Mis felicitaciones a los que se les ocurrió la idea, ojalá no la implementen mal como pasa con casi todo lo que hace el gobierno. Ah, se me olvidaba contarles que me einscribí en el curso Introduction to Finances de Coursera con el profesor Gautam Kaul de la Universidad de Michigan, empieza en tres meses más, de allí les cuento que tal.

5 Comments:

Anonymous Kirill said...

La tasa de interes para los prestamos consta de dos componentes. El valor de dinero en el futuro plus el riesgo que tiene prestatario (el riesgo de morosidad).

El problema que tenemos hoy es que el gobierno interfiere en el mercado con sus garantias para garantizar el pago en caso de morosidad y quita el riesgo. Resulta que la tasa de interes no se basa de las fuerzas de mercado sino manipulaciones gobernamentales.

Este perjudica los pobres mas que todo. Les anima endeudadarse hasta los dientes puesto la tasa de interes artificial (baja) y los giles toman los prestamos para sentirse mas ricos que son.

El mejor consejo economico para la gente pobre es no tener la deuda nunca. Ahorra primero despues compra lo que necesitas. Si te atrapan las trampas gobernamentales de los prestamos asequibles, caes en la pobreza perpetua sin salir.

Y si quieres tener mas dinero... aumenta tu productividad para ganar mas. Prosperidad siempre proviene de aumento en productividad, no aumento de deuda. Es mi leccion para los pobres.

29 de junio de 2013, 23:31

 
Blogger Tomas Bradanovic said...

Claro Kirill, una de las peores distorsiones que introducen los gobiernos es la distorsión de las tasas de interés por motivos políticos, es algo que allá en Norteamérica conocen bastante bien y las consecuencias las recibimos en todo el mundo: cuando USA se resfría a nosotros nos viene la pulmonía.

Creo lo mismo que tu respecto de la economía de los pobres: primero hay que preocuparse por tener un presupuesto y cumplirlo. Segundo tratar de aumentar los ingresos siendo más productivo. Tercero ponerse metas de ahorro y tratar de comprar todo al contado, ahorrando. Cuarto tratar de nunca pedir prestado, excepto si es para algo productivo, que va a crear riqueza y de retorno seguro. Nunca jamás pedir prestado para el consumo.

El problema de los pobres que piden créditos de consumo es que se envician con eso, es una especie de droga que los hace pobres para siempre. Estoy 100% de acuerdo con lo que dices porque lo he aplicado yo mismo y me ha resultado bien.
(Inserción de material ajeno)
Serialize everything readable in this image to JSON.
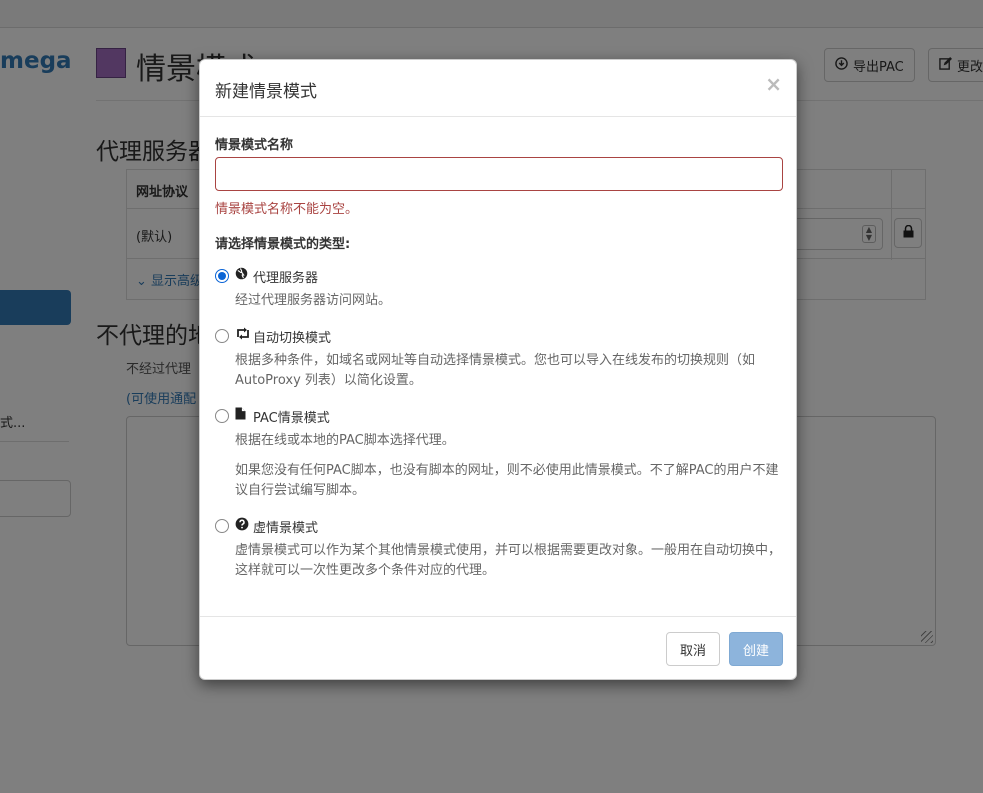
{
  "app": {
    "brand": "mega",
    "profile_title": "情景模式：",
    "export_pac_label": "导出PAC",
    "change_label": "更改"
  },
  "proxy_section": {
    "title": "代理服务器",
    "col_protocol": "网址协议",
    "default_row": "(默认)",
    "show_advanced": "显示高级"
  },
  "bypass_section": {
    "title": "不代理的地址",
    "description": "不经过代理",
    "wildcard_hint": "(可使用通配"
  },
  "sidebar": {
    "item_text": "式..."
  },
  "dialog": {
    "title": "新建情景模式",
    "close_symbol": "×",
    "name_label": "情景模式名称",
    "name_value": "",
    "name_placeholder": "",
    "name_error": "情景模式名称不能为空。",
    "type_label": "请选择情景模式的类型:",
    "options": [
      {
        "name": "代理服务器",
        "icon": "globe-icon",
        "checked": true,
        "desc": "经过代理服务器访问网站。"
      },
      {
        "name": "自动切换模式",
        "icon": "retweet-icon",
        "checked": false,
        "desc": "根据多种条件，如域名或网址等自动选择情景模式。您也可以导入在线发布的切换规则（如 AutoProxy 列表）以简化设置。"
      },
      {
        "name": "PAC情景模式",
        "icon": "file-icon",
        "checked": false,
        "desc": "根据在线或本地的PAC脚本选择代理。",
        "desc2": "如果您没有任何PAC脚本，也没有脚本的网址，则不必使用此情景模式。不了解PAC的用户不建议自行尝试编写脚本。"
      },
      {
        "name": "虚情景模式",
        "icon": "question-sign-icon",
        "checked": false,
        "desc": "虚情景模式可以作为某个其他情景模式使用，并可以根据需要更改对象。一般用在自动切换中，这样就可以一次性更改多个条件对应的代理。"
      }
    ],
    "cancel_label": "取消",
    "create_label": "创建"
  },
  "colors": {
    "profile_color": "#a46fc2",
    "accent": "#337ab7",
    "error": "#a94442",
    "create_disabled": "#8db4dc"
  }
}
30 de junio de 2013, 09:45

 
Anonymous Anónimo said...

pensé que sería uno de los pocos que iría a votar a las primarias, pero me equivoqué. nunca había visto tanta gente en mi local de votación. primera vez que hago una larga fila.

30 de junio de 2013, 15:03

 
Blogger jrc said...

En general las empresas grandes se pueden endeudar barato, por lo que usan WACC y no sólo el CAPM, de hecho usan un costo de oportunidad típico como 20% y se olvidan del beta.

Yo pienso que es más importante hacer un estudio de casos, que ponerse estimar el riesgo.

Si al final uno tiene que encontrar cuales factores le pegan más a la TIR y al VAN del negocio y a partir de eso ver si uno se tira a la piscina o no y si se llega a tirar uno ya sabe a que no le puede quitar el ojo.

3 de julio de 2013, 00:42

 
Blogger Tomas Bradanovic said...

Claro jrc, las grandes empresas tienen más opciones y tienen la inercia a su favor. Los negocios que emprende una empresa grande dependen más de la gestión y una buena estrategia. A ellos si les sirve calcular y se pueden olvidar del riesgo, que es mucho menos significativo para ellos.

Los negocios grandes pueden ser manejados por gerentes y los empresarios se dedican solo a asuntos de estrategia de las inversiones.